I'm not sure what your take is, but I think the count_total_core implementation up above is totally approachable, if not "trivial". Counting is probably one of the simplest things I could have written, but it is also pretty pervasive. Differential dataflow has an open issue to specialize operators to totally ordered times, and I could imagine other operators receiving similar improvements.

This is all a bit less glamorous, because totally ordered times have nothing to do with what is "new" about differential dataflow (partially ordered times), but it does seem important to do if we want to keep up in the benchmarks that don't exercise the things that differential excels at (e.g. updating iterative computations).

I'm off to write some tests and then ship this. Cheers!

Postscript

The main observable difference between count and count_total, other than the performance, is that the innards of count produce an arrangement of output data, rather than an unarranged stream. We needed that arrangement in the general case, because we had to consult what counts we had previously produced, and this is weird with partially ordered times. In the restricted setting, we don't need to remember what we previously produced because it is always just whatever count is there now (that this isn't true for partially ordered times should worry you).
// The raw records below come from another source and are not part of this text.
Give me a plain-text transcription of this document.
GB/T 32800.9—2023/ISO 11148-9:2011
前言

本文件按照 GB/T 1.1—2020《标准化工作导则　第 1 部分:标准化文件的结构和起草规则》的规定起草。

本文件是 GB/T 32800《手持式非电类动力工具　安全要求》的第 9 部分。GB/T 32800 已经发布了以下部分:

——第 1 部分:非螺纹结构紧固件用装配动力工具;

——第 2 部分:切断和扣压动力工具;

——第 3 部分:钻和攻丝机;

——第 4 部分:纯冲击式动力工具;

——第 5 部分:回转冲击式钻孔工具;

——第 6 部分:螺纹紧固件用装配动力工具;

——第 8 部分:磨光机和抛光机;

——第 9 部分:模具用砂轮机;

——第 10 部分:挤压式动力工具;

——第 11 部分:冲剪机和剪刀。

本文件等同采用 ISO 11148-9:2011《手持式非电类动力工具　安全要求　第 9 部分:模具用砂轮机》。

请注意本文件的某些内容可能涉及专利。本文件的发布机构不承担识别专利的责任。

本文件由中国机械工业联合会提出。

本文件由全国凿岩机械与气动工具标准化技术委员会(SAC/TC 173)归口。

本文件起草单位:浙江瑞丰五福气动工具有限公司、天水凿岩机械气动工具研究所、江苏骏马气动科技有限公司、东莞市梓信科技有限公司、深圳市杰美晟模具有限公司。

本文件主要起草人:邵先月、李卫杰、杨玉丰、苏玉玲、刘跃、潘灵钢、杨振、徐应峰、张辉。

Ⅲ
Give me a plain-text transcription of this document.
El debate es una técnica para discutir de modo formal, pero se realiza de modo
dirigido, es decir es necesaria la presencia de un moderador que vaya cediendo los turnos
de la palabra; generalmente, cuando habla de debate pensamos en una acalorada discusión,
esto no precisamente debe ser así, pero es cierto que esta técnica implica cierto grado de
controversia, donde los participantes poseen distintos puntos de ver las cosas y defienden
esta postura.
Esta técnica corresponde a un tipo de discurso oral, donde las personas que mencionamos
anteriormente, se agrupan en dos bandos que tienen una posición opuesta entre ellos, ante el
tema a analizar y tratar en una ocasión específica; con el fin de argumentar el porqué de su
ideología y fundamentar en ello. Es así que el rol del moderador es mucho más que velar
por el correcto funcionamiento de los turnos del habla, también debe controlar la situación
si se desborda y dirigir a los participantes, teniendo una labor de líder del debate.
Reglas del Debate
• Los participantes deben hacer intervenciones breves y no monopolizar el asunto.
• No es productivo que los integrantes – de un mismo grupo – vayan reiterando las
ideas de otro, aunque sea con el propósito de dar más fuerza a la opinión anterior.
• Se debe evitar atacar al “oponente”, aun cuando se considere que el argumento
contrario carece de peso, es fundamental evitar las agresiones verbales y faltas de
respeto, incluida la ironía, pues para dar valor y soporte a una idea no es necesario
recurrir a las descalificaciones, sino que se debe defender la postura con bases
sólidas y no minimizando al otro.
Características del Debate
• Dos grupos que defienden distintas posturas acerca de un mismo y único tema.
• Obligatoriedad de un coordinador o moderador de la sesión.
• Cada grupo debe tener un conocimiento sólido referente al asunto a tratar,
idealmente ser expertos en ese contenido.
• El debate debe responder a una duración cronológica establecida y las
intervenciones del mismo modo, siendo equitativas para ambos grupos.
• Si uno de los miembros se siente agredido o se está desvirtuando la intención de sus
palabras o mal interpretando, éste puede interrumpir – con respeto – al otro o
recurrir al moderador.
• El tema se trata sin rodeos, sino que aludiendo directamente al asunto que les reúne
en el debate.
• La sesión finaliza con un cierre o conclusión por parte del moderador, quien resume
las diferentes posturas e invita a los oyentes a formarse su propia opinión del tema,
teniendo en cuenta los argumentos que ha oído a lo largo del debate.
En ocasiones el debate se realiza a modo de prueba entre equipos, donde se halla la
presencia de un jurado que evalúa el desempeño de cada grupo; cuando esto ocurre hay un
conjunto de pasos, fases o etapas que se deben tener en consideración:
So count_total doesn't produce arranged data, because if the consumer doesn't need it (as in the degrees.rs example) it is just wasted effort. On the other hand, if a consumer could use the output it would be easier for count_total to do the work than the consumer, because it produces the output grouped by key, in order of time. I'm not sure how to pick between the two; perhaps it is something a higher-level language could think about and decide.